费用流。
可以将原问题转化为类似于匹配的问题,只不过这种匹配并不是一对一的。具体地,将每个点 \(u\) 拆成两个点 \(u_\text{fa},u_\text{son}\),设源点为 \(s\)、汇点为 \(t\),则一条流 \(s\to u_\text{fa}\to v_\text{son}\to t\) 就代表 \(u\) 是 \(v\) 的父亲。
一个节点最多作为两个节点的父亲,因此 \(s\to u_\text{fa}\) 的容量为 \(2\)、代价为 \(0\)。一个节点最多作为一个节点的儿子,因此 \(u_\text{son}\to t\) 的容量为 \(1\)、代价为 \(0\)。对于每一对节点 \((u,v)\),若 \(u\) 可以作为 \(v\) 的父亲,则连接一条边 \(u_\text{fa}\to v_\text{son}\),容量为 \(1\)、代价为 \(\sqrt{(\Delta x)^2+(\Delta y)^2}\)。
求出最大流 \(\text{MF}\) 和此时的最小费用 \(\text{MC}\)。根据上面的分析,可以构成一棵二叉树当且仅当 \(\text{MF}=n-1\),此时的 \(\text{MC}\) 就是最小权值和。
// Problem: CF277E Binary Tree on Plane
// Contest: Luogu
// URL: https://www.luogu.com.cn/problem/CF277E
// Memory Limit: 250 MB
// Time Limit: 3000 ms
//
// Powered by CP Editor (https://cpeditor.org)
//By: OIer rui_er
#include <bits/stdc++.h>
#define rep(x,y,z) for(ll x=(y);x<=(z);x++)
#define per(x,y,z) for(ll x=(y);x>=(z);x--)
#define debug(format...) fprintf(stderr, format)

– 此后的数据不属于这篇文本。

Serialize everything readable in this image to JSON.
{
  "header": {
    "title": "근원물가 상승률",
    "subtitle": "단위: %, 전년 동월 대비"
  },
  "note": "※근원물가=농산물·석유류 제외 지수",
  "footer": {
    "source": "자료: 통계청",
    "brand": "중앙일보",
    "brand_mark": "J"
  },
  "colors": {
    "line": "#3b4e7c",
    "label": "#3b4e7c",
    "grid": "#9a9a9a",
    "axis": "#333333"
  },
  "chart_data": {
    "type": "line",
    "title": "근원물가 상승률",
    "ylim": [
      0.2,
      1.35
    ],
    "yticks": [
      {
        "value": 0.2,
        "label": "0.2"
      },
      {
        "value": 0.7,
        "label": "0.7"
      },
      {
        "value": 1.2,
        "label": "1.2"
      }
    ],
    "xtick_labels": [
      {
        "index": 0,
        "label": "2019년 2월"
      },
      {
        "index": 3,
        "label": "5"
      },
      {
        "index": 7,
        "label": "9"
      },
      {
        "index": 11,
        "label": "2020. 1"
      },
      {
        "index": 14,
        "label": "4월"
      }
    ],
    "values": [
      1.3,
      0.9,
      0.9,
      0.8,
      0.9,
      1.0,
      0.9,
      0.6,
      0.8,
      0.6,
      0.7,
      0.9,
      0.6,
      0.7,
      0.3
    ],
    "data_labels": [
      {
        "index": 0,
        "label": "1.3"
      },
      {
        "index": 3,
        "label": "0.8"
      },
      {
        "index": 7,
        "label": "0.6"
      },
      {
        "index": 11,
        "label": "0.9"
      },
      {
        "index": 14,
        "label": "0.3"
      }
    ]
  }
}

#define fileIO(s) do{freopen(s".in","r",stdin);freopen(s".out","w",stdout);}while(false)
#define likely(exp) __builtin_expect(!!(exp), 1)
#define unlikely(exp) __builtin_expect(!!(exp), 0)
using namespace std;
typedef long long ll;
const ll N = 1e3+5, M = 3e6+5, inf = 0x3f3f3f3f3f3f3f3fll;
ll n, s, t, x[N], y[N], vis[N], flow[N], pre[N];
double dis[N];
template<typename T> void chkmin(T& x, T y) {if(x > y) x = y;}
template<typename T> void chkmax(T& x, T y) {if(x < y) x = y;}
struct Edge {
ll v, w, nxt;
double c;
Edge(ll a=0, ll b=0, double c=0.0, ll d=0) : v(a), w(b), c(c), nxt(d) {}
}e[M];
ll h[N], ne = 1;
void add(ll u, ll v, ll w, double c) {
e[++ne] = Edge(v, w, c, h[u]); h[u] = ne;
e[++ne] = Edge(u, 0,-c, h[v]); h[v] = ne;
}
bool BellmanFord() {
fill(dis, dis+1+t, 1e100);
memset(vis, 0, sizeof(vis));
memset(flow, 0x3f, sizeof(flow));
queue<ll> q;
dis[s] = 0.0;
vis[s] = 1;
pre[t] = -1;
q.push(s);
while(!q.empty()) {
ll u = q.front(); q.pop();
vis[u] = 0;
for(ll i=h[u];i;i=e[i].nxt) {
ll v = e[i].v, w = e[i].w;
double c = e[i].c;
if(w && dis[v] > dis[u] + c) {
dis[v] = dis[u] + c;
pre[v] = i;
flow[v] = min(flow[u], w);
if(!vis[v]) {
vis[v] = 1;
q.push(v);
}
}
}
}
return ~pre[t];
}
tuple<ll, double> MCMF() {
ll maxflow = 0; double mincost = 0.0;
while(BellmanFord()) {
ll now = inf;
for(ll u = t; u != s; u = e[pre[u]^1].v) chkmin(now, flow[u]);
for(ll u = t; u != s; u = e[pre[u]^1].v) {
e[pre[u]].w -= now;
e[pre[u]^1].w += now;
mincost += now * e[pre[u]].c;
}
maxflow += now;
}
return make_tuple(maxflow, mincost);
}
double dist(int i, int j) {
double dx = x[i] - x[j], dy = y[i] - y[j];
return sqrt(dx * dx + dy * dy);
}
int main() {
scanf("%lld", &n);
s = 2 * n + 1; t = 2 * n + 2;
rep(i, 1, n) {
scanf("%lld%lld", &x[i], &y[i]);
add(s, i, 2, 0.0);
add(i+n, t, 1, 0.0);
}
rep(i, 1, n) rep(j, 1, n) if(y[i] > y[j]) add(i, j+n, 1, dist(i, j));
int maxflow; double mincost;
tie(maxflow, mincost) = MCMF();
if(maxflow < n - 1) puts("-1");
else printf("%.15f\n", mincost);
return 0;
}